Although any mention of the term intelligent design would cause his hair to stand on end, the great puppet master bandies others like ‘eco-system’ and ‘Mother Nature’ about like others of the Darwinian faith.

An eco-system is not merely a combination of scientific nomenclatures, but all life working toward persistence. There are already reported signs of brown areas of the planet ‘greening up’ to take advantage of the ready supply of CO2.

It was notable from this production that most of the climate science types believe that a stick rather than a carrot is the way to herd us cats.
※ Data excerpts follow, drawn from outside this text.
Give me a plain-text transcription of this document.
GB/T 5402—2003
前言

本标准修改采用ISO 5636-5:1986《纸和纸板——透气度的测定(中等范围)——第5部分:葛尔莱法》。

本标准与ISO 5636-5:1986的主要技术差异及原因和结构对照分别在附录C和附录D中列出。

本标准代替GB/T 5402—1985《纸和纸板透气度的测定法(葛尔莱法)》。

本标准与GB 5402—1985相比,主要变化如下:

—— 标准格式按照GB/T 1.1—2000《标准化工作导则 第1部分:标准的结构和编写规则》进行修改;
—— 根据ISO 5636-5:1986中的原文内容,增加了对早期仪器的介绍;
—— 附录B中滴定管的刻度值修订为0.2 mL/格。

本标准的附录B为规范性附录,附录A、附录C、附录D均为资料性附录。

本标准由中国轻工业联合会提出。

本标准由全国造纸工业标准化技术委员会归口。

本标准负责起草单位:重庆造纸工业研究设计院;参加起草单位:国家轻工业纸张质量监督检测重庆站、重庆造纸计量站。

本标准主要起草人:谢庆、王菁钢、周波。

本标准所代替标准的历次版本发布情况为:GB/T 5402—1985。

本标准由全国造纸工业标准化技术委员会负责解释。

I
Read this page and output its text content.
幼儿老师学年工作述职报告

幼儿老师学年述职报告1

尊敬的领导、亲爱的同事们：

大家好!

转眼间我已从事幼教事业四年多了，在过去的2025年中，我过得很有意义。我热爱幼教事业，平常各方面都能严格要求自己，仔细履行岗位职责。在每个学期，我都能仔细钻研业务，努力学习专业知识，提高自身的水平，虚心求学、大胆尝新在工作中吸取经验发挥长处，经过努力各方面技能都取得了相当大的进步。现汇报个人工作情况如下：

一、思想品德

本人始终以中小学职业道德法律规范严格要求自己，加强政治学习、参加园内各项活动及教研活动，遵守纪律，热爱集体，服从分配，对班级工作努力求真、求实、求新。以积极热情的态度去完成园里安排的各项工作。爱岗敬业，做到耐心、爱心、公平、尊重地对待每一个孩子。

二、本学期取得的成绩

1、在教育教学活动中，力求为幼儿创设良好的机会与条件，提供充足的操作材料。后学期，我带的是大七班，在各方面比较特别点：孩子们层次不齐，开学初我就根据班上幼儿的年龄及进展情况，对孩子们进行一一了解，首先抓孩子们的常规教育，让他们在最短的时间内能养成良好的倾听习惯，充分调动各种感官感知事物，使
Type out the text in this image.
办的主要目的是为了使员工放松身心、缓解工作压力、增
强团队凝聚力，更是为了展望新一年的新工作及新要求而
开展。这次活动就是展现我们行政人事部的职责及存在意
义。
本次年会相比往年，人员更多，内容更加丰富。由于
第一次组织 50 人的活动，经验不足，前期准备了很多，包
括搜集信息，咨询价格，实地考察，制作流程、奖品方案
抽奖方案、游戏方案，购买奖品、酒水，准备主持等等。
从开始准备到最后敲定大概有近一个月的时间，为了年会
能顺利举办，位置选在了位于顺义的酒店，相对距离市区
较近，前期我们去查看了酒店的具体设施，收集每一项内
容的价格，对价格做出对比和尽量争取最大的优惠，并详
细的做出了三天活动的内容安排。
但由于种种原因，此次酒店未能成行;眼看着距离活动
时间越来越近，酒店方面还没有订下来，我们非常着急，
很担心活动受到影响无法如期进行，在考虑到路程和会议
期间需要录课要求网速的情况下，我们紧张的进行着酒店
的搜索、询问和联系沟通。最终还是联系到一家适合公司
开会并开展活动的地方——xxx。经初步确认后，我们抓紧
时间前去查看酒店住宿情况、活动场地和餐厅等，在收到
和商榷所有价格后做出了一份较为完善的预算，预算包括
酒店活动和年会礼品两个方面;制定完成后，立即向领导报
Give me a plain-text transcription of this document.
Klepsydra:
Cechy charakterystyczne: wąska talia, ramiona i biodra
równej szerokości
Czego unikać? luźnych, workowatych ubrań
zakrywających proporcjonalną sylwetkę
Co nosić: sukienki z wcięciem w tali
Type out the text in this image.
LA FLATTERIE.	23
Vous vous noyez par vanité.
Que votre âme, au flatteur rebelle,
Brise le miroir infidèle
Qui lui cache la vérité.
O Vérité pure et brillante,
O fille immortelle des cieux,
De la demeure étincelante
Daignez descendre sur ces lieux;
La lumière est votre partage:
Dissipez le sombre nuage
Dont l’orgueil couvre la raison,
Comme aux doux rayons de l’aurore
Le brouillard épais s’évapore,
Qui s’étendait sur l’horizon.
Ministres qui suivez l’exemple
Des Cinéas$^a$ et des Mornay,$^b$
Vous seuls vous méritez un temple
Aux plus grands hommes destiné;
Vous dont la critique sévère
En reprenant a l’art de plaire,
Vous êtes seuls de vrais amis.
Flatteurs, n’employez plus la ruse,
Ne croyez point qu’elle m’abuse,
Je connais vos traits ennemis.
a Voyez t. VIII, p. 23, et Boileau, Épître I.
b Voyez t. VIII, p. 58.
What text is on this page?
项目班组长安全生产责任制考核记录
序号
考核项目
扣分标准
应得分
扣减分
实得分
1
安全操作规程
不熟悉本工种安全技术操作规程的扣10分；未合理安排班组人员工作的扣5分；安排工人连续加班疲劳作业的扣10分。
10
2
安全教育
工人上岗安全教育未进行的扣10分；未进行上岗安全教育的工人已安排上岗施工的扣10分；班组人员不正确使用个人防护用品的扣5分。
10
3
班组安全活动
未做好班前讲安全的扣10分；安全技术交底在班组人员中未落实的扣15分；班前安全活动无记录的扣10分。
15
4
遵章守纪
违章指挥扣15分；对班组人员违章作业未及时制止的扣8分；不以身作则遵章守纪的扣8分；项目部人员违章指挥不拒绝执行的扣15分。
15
Penalise the punter for buying a super economical diesel and get him to stump up for an uncertain electric thing that charges up with power generated from fossil fuels.

The power industry is there to be an industry. That’s why nobody listened to Nikola Tesla.

A science that is ‘settled’ is a dead science or no science at all. When a science becomes an industry, it does so to serve itself, as in the case of the pharmaceutical industry, whose science was ‘settled’ before anyone found out about the immune system. They promised salvation and delivered ‘scientific’ crimes against humanity and life in general.

But the poison industries are already starting to feel it where it hurts and more people are communicating with each other across national and political boundaries than ever before. As this goes forward, the grip of the propagandist mainstream media loosens and peace might even eventually break out.

We must work for more understanding and become better custodians of our planet, but we can certainly achieve that without the doom and gloom and hogwash.